Many photographers have a love-hate relationship with smartphones and tablets. We often do not see these devices as serious cameras, yet they can be incredibly useful devices to aid our photography. The main problem is that there are so many different apps of varying quality that it can be difficult to find ones that are most suitable for your own photographic style. This is my list of some of the most respected apps available for your smart device, concentrating on those that help us work with our regular cameras rather than those designed for shooting with your device.
Find the sun direction at any time of day, anywhere in the world
For the photographer that takes their outdoor shooting seriously, this is the go-to app. Essentially, it allows you to determine the direction of the light at any place on earth, at any time or date. It also gives you sunrise and sunset times, as well as the phases of the moon and its position in the sky. For anyone doing advance planning for a travel, architectural, or city shoots, this app is perfect.
As serious photographers, most of us would not consider doing post production on a phone or tablet. There are times, however, when you need to quickly manipulate an image in the field. To do this, Adobe’s cut-down Photoshop is ideal. Its powerful collection of tools includes both levels and curves with individual red, green and blue channels with the all-important histogram. You can also add text, graduated filters, and many of the other filters that Photoshop users will recognize. A useful addition is the ability to sync with Adobe Cloud, ensuring that you can download your adjusted images to your main machine at home.
The recently released Lightroom Mobile is an excellent addition for any Lightroom user on the move. Through Adobe’s Creative Cloud, you can sync your main Lightroom library to your smart device using smart previews. Included in the app are a number of the more important tools from the Lightroom develop module. Make an adjustment to a smart preview on the app, and seconds later the image is adjusted on your main machine. Lightroom mobile gives photographers access and the ability to forward their images from anywhere in the world that has an Internet connection.
Work out your depth of field with f8 DoF Calculator
Image via Flickr
Older photographers often lament the demise of depth of field scales on modern lenses. There is, however, “an app for that”. f/8 DoF Calculator is a simple yet powerful DoF calculator that includes its own extensive database of camera makes and models, as well as hundreds of lenses. It will calculate not only the depth of field for a given focal length, aperture, and subject distance; but also give you the correct hyperfocal distance.

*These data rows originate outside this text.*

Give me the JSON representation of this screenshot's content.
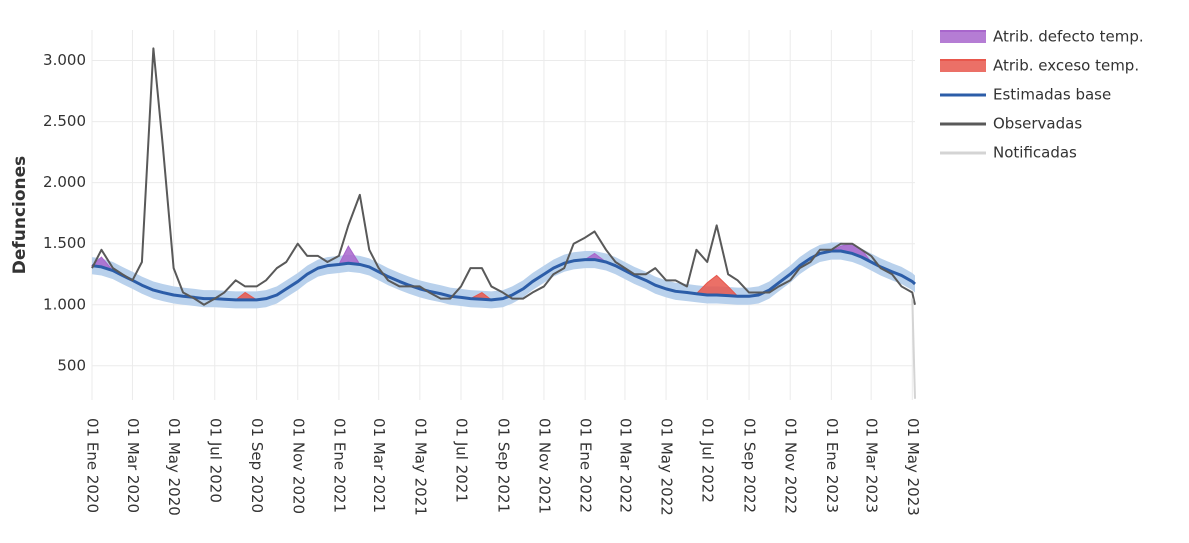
{
  "chart_data": {
    "type": "line",
    "y_label": "Defunciones",
    "legend": "right",
    "grid": true,
    "band_color": "#b9d1ec",
    "x": [
      "2020-01-01",
      "2020-01-15",
      "2020-02-01",
      "2020-02-15",
      "2020-03-01",
      "2020-03-15",
      "2020-04-01",
      "2020-04-15",
      "2020-05-01",
      "2020-05-15",
      "2020-06-01",
      "2020-06-15",
      "2020-07-01",
      "2020-07-15",
      "2020-08-01",
      "2020-08-15",
      "2020-09-01",
      "2020-09-15",
      "2020-10-01",
      "2020-10-15",
      "2020-11-01",
      "2020-11-15",
      "2020-12-01",
      "2020-12-15",
      "2021-01-01",
      "2021-01-15",
      "2021-02-01",
      "2021-02-15",
      "2021-03-01",
      "2021-03-15",
      "2021-04-01",
      "2021-04-15",
      "2021-05-01",
      "2021-05-15",
      "2021-06-01",
      "2021-06-15",
      "2021-07-01",
      "2021-07-15",
      "2021-08-01",
      "2021-08-15",
      "2021-09-01",
      "2021-09-15",
      "2021-10-01",
      "2021-10-15",
      "2021-11-01",
      "2021-11-15",
      "2021-12-01",
      "2021-12-15",
      "2022-01-01",
      "2022-01-15",
      "2022-02-01",
      "2022-02-15",
      "2022-03-01",
      "2022-03-15",
      "2022-04-01",
      "2022-04-15",
      "2022-05-01",
      "2022-05-15",
      "2022-06-01",
      "2022-06-15",
      "2022-07-01",
      "2022-07-15",
      "2022-08-01",
      "2022-08-15",
      "2022-09-01",
      "2022-09-15",
      "2022-10-01",
      "2022-10-15",
      "2022-11-01",
      "2022-11-15",
      "2022-12-01",
      "2022-12-15",
      "2023-01-01",
      "2023-01-15",
      "2023-02-01",
      "2023-02-15",
      "2023-03-01",
      "2023-03-15",
      "2023-04-01",
      "2023-04-15",
      "2023-05-01",
      "2023-05-05"
    ],
    "xlim": [
      "2020-01-01",
      "2023-05-05"
    ],
    "xticks": [
      {
        "value": "2020-01-01",
        "label": "01 Ene 2020"
      },
      {
        "value": "2020-03-01",
        "label": "01 Mar 2020"
      },
      {
        "value": "2020-05-01",
        "label": "01 May 2020"
      },
      {
        "value": "2020-07-01",
        "label": "01 Jul 2020"
      },
      {
        "value": "2020-09-01",
        "label": "01 Sep 2020"
      },
      {
        "value": "2020-11-01",
        "label": "01 Nov 2020"
      },
      {
        "value": "2021-01-01",
        "label": "01 Ene 2021"
      },
      {
        "value": "2021-03-01",
        "label": "01 Mar 2021"
      },
      {
        "value": "2021-05-01",
        "label": "01 May 2021"
      },
      {
        "value": "2021-07-01",
        "label": "01 Jul 2021"
      },
      {
        "value": "2021-09-01",
        "label": "01 Sep 2021"
      },
      {
        "value": "2021-11-01",
        "label": "01 Nov 2021"
      },
      {
        "value": "2022-01-01",
        "label": "01 Ene 2022"
      },
      {
        "value": "2022-03-01",
        "label": "01 Mar 2022"
      },
      {
        "value": "2022-05-01",
        "label": "01 May 2022"
      },
      {
        "value": "2022-07-01",
        "label": "01 Jul 2022"
      },
      {
        "value": "2022-09-01",
        "label": "01 Sep 2022"
      },
      {
        "value": "2022-11-01",
        "label": "01 Nov 2022"
      },
      {
        "value": "2023-01-01",
        "label": "01 Ene 2023"
      },
      {
        "value": "2023-03-01",
        "label": "01 Mar 2023"
      },
      {
        "value": "2023-05-01",
        "label": "01 May 2023"
      }
    ],
    "ylim": [
      220,
      3250
    ],
    "yticks": [
      500,
      {
        "value": 1000,
        "label": "1.000"
      },
      {
        "value": 1500,
        "label": "1.500"
      },
      {
        "value": 2000,
        "label": "2.000"
      },
      {
        "value": 2500,
        "label": "2.500"
      },
      {
        "value": 3000,
        "label": "3.000"
      }
    ],
    "series": [
      {
        "name": "Atrib. defecto temp.",
        "color": "#a866cc",
        "style": "area",
        "values": [
          1320,
          1390,
          1280,
          null,
          null,
          null,
          null,
          null,
          null,
          null,
          null,
          null,
          null,
          null,
          null,
          null,
          null,
          null,
          null,
          null,
          null,
          null,
          null,
          null,
          1330,
          1480,
          1330,
          null,
          null,
          null,
          null,
          null,
          null,
          null,
          null,
          null,
          null,
          null,
          null,
          null,
          null,
          null,
          null,
          null,
          null,
          null,
          null,
          null,
          1370,
          1420,
          1350,
          null,
          null,
          null,
          null,
          null,
          null,
          null,
          null,
          null,
          null,
          null,
          null,
          null,
          null,
          null,
          null,
          null,
          null,
          null,
          null,
          null,
          1440,
          1480,
          1500,
          1450,
          1350,
          null,
          null,
          null,
          null,
          null
        ]
      },
      {
        "name": "Atrib. exceso temp.",
        "color": "#e8574c",
        "style": "area",
        "values": [
          null,
          null,
          null,
          null,
          null,
          null,
          null,
          null,
          null,
          null,
          null,
          null,
          null,
          null,
          1040,
          1100,
          1040,
          null,
          null,
          null,
          null,
          null,
          null,
          null,
          null,
          null,
          null,
          null,
          null,
          null,
          null,
          null,
          null,
          null,
          null,
          null,
          null,
          1050,
          1100,
          1040,
          null,
          null,
          null,
          null,
          null,
          null,
          null,
          null,
          null,
          null,
          null,
          null,
          null,
          null,
          null,
          null,
          null,
          null,
          null,
          1090,
          1180,
          1240,
          1150,
          1070,
          null,
          null,
          null,
          null,
          null,
          null,
          null,
          null,
          null,
          null,
          null,
          null,
          null,
          null,
          null,
          null,
          null,
          null
        ]
      },
      {
        "name": "Estimadas base",
        "color": "#2c5da8",
        "style": "line",
        "values": [
          1320,
          1310,
          1280,
          1240,
          1200,
          1160,
          1120,
          1100,
          1080,
          1070,
          1060,
          1050,
          1050,
          1045,
          1040,
          1040,
          1040,
          1050,
          1080,
          1130,
          1190,
          1250,
          1300,
          1320,
          1330,
          1340,
          1330,
          1310,
          1270,
          1230,
          1190,
          1160,
          1130,
          1110,
          1090,
          1070,
          1060,
          1050,
          1045,
          1040,
          1050,
          1080,
          1130,
          1190,
          1250,
          1300,
          1340,
          1360,
          1370,
          1370,
          1350,
          1320,
          1280,
          1240,
          1200,
          1160,
          1130,
          1110,
          1100,
          1090,
          1080,
          1080,
          1075,
          1070,
          1070,
          1080,
          1120,
          1180,
          1250,
          1320,
          1380,
          1420,
          1440,
          1440,
          1420,
          1390,
          1350,
          1310,
          1270,
          1240,
          1190,
          1170
        ],
        "band_lower": [
          1250,
          1240,
          1210,
          1170,
          1130,
          1090,
          1050,
          1030,
          1010,
          1000,
          990,
          980,
          980,
          975,
          970,
          970,
          970,
          980,
          1010,
          1060,
          1120,
          1180,
          1230,
          1250,
          1260,
          1270,
          1260,
          1240,
          1200,
          1160,
          1120,
          1090,
          1060,
          1040,
          1020,
          1000,
          990,
          980,
          975,
          970,
          980,
          1010,
          1060,
          1120,
          1180,
          1230,
          1270,
          1290,
          1300,
          1300,
          1280,
          1250,
          1210,
          1170,
          1130,
          1090,
          1060,
          1040,
          1030,
          1020,
          1010,
          1010,
          1005,
          1000,
          1000,
          1010,
          1050,
          1110,
          1180,
          1250,
          1310,
          1350,
          1370,
          1370,
          1350,
          1320,
          1280,
          1240,
          1200,
          1170,
          1120,
          1100
        ],
        "band_upper": [
          1390,
          1380,
          1350,
          1310,
          1270,
          1230,
          1190,
          1170,
          1150,
          1140,
          1130,
          1120,
          1120,
          1115,
          1110,
          1110,
          1110,
          1120,
          1150,
          1200,
          1260,
          1320,
          1370,
          1390,
          1400,
          1410,
          1400,
          1380,
          1340,
          1300,
          1260,
          1230,
          1200,
          1180,
          1160,
          1140,
          1130,
          1120,
          1115,
          1110,
          1120,
          1150,
          1200,
          1260,
          1320,
          1370,
          1410,
          1430,
          1440,
          1440,
          1420,
          1390,
          1350,
          1310,
          1270,
          1230,
          1200,
          1180,
          1170,
          1160,
          1150,
          1150,
          1145,
          1140,
          1140,
          1150,
          1190,
          1250,
          1320,
          1390,
          1450,
          1490,
          1510,
          1510,
          1490,
          1460,
          1420,
          1380,
          1340,
          1310,
          1260,
          1240
        ]
      },
      {
        "name": "Observadas",
        "color": "#595959",
        "style": "line",
        "values": [
          1300,
          1450,
          1300,
          1250,
          1200,
          1350,
          3100,
          2300,
          1300,
          1100,
          1050,
          1000,
          1050,
          1100,
          1200,
          1150,
          1150,
          1200,
          1300,
          1350,
          1500,
          1400,
          1400,
          1350,
          1400,
          1650,
          1900,
          1450,
          1300,
          1200,
          1150,
          1150,
          1150,
          1100,
          1050,
          1050,
          1150,
          1300,
          1300,
          1150,
          1100,
          1050,
          1050,
          1100,
          1150,
          1250,
          1300,
          1500,
          1550,
          1600,
          1450,
          1350,
          1300,
          1250,
          1250,
          1300,
          1200,
          1200,
          1150,
          1450,
          1350,
          1650,
          1250,
          1200,
          1100,
          1100,
          1100,
          1150,
          1200,
          1300,
          1350,
          1450,
          1450,
          1500,
          1500,
          1450,
          1400,
          1300,
          1250,
          1150,
          1100,
          1000
        ]
      },
      {
        "name": "Notificadas",
        "color": "#d4d4d4",
        "style": "line",
        "values": [
          null,
          null,
          null,
          null,
          null,
          null,
          null,
          null,
          null,
          null,
          null,
          null,
          null,
          null,
          null,
          null,
          null,
          null,
          null,
          null,
          null,
          null,
          null,
          null,
          null,
          null,
          null,
          null,
          null,
          null,
          null,
          null,
          null,
          null,
          null,
          null,
          null,
          null,
          null,
          null,
          null,
          null,
          null,
          null,
          null,
          null,
          null,
          null,
          null,
          null,
          null,
          null,
          null,
          null,
          null,
          null,
          null,
          null,
          null,
          null,
          null,
          null,
          null,
          null,
          null,
          null,
          null,
          null,
          null,
          null,
          null,
          null,
          null,
          null,
          null,
          null,
          null,
          null,
          null,
          null,
          1050,
          230
        ]
      }
    ]
  }
}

Taking f/8 DoF a step further, Photocalc allows you to work out not only depth of field, but also exposure values, flash exposure based on your flash gun’s guide number, and sunrise/sunset times. For film photographers, there is even a reciprocity calculator. In addition, there are a number of useful reference guides, such as one for the Zone System of metering.
DSLR Camera Remote
Control your camera from afar
Image via Flickr
The ability to tether our cameras to our computers has been one of the most advantageous developments of the digital age. DSLR Camera Remote adds an extra dimension to this ability. With your camera tethered to you laptop, you can now control the camera from a remote position using WiFi. Not only that, you can set focus points and adjust exposure and shooting modes, all whilst receiving live images from the camera itself. It is an ideal app for wildlife and sports photographers, amongst others.

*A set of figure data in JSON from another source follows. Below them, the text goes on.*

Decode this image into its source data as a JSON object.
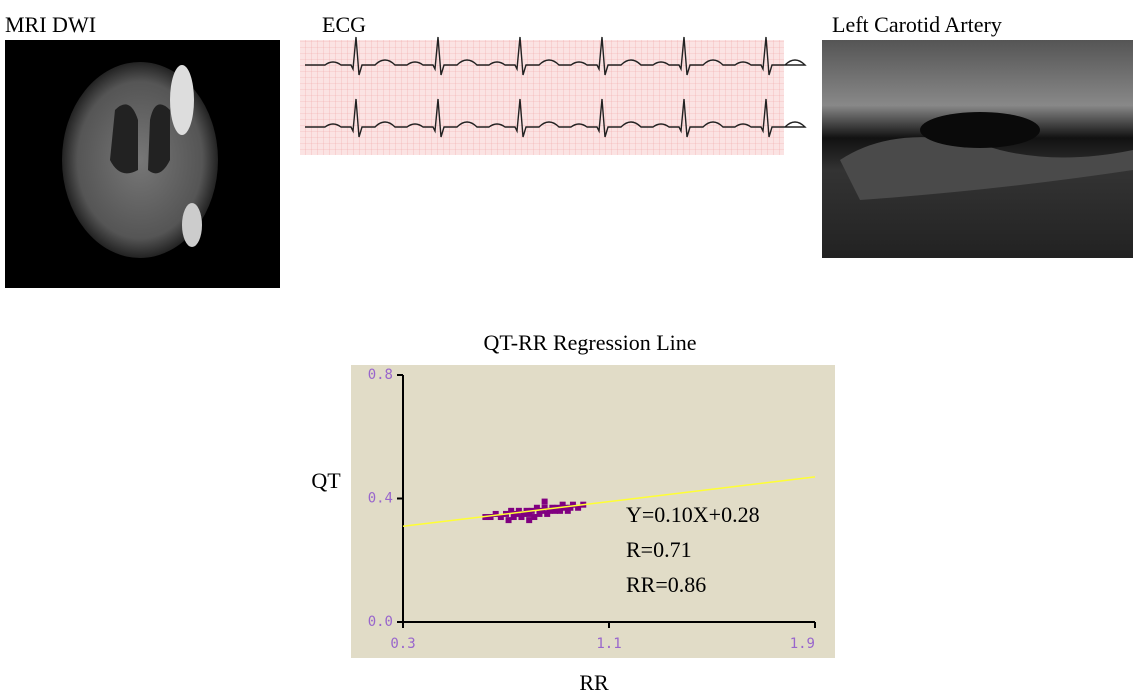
{
  "panels": [
    "MRI  DWI",
    "ECG",
    "Left Carotid  Artery"
  ],
  "chart_data": {
    "type": "scatter",
    "title": "QT-RR Regression Line",
    "x_label": "RR",
    "y_label": "QT",
    "xlim": [
      0.3,
      1.9
    ],
    "xticks": [
      0.3,
      1.1,
      1.9
    ],
    "ylim": [
      0,
      0.8
    ],
    "yticks": [
      {
        "value": 0,
        "label": "0.0"
      },
      0.4,
      0.8
    ],
    "background": "#e1dcc7",
    "x": [
      0.62,
      0.64,
      0.66,
      0.68,
      0.7,
      0.71,
      0.72,
      0.73,
      0.74,
      0.75,
      0.76,
      0.77,
      0.78,
      0.79,
      0.8,
      0.81,
      0.82,
      0.83,
      0.84,
      0.85,
      0.86,
      0.87,
      0.88,
      0.89,
      0.9,
      0.91,
      0.92,
      0.93,
      0.94,
      0.95,
      0.96,
      0.98,
      1.0,
      0.79,
      0.85
    ],
    "values": [
      0.34,
      0.34,
      0.35,
      0.34,
      0.35,
      0.33,
      0.36,
      0.34,
      0.35,
      0.36,
      0.34,
      0.35,
      0.36,
      0.35,
      0.36,
      0.34,
      0.37,
      0.35,
      0.36,
      0.37,
      0.35,
      0.36,
      0.37,
      0.36,
      0.37,
      0.36,
      0.38,
      0.37,
      0.36,
      0.37,
      0.38,
      0.37,
      0.38,
      0.33,
      0.39
    ],
    "color": "#800080",
    "fit": {
      "x": [
        0.3,
        1.9
      ],
      "values": [
        0.31,
        0.47
      ],
      "color": "#ffff33"
    },
    "annotations": [
      "Y=0.10X+0.28",
      "R=0.71",
      "RR=0.86"
    ]
  }
}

One of the administrative nightmares for any people photographer is managing model releases. Easy Release provides model release forms that can be customized to your own requirements. For the traveling photographer, there is also a feature that translates the forms into any of 12 different languages. Your subject fills in the relevant sections on the form, and then adds their signature using the touchscreen. If any changes are required to the form, the model must sign again. Easy Release can also convert your forms to PDFs for emailing and printing.
Geotagging is a powerful way to keep track of your image locations
Image via Flickr
For travel and stock photographers, one of the hardest parts of shooting is keeping track of where you have been. PhotoTrip is a geotagging app that records your GPS location during a shoot, and then allows you to synchronize it with the timestamp data in your camera’s EXIF data. The data is saved in the open-source GPX file format, allowing you to revisit your locations on Google Earth. This in turn, greatly aids captioning and keywording images from your shoot.
This is just a small selection of the huge range of apps available for smartphones and tablets. As the majority of us will be carrying either smartphone or tablet when out and about, it makes sense to have some of these apps on our devices. Whilst this list is by no means exhaustive, it does represent a good cross-section of tools that can aid our photo shoots.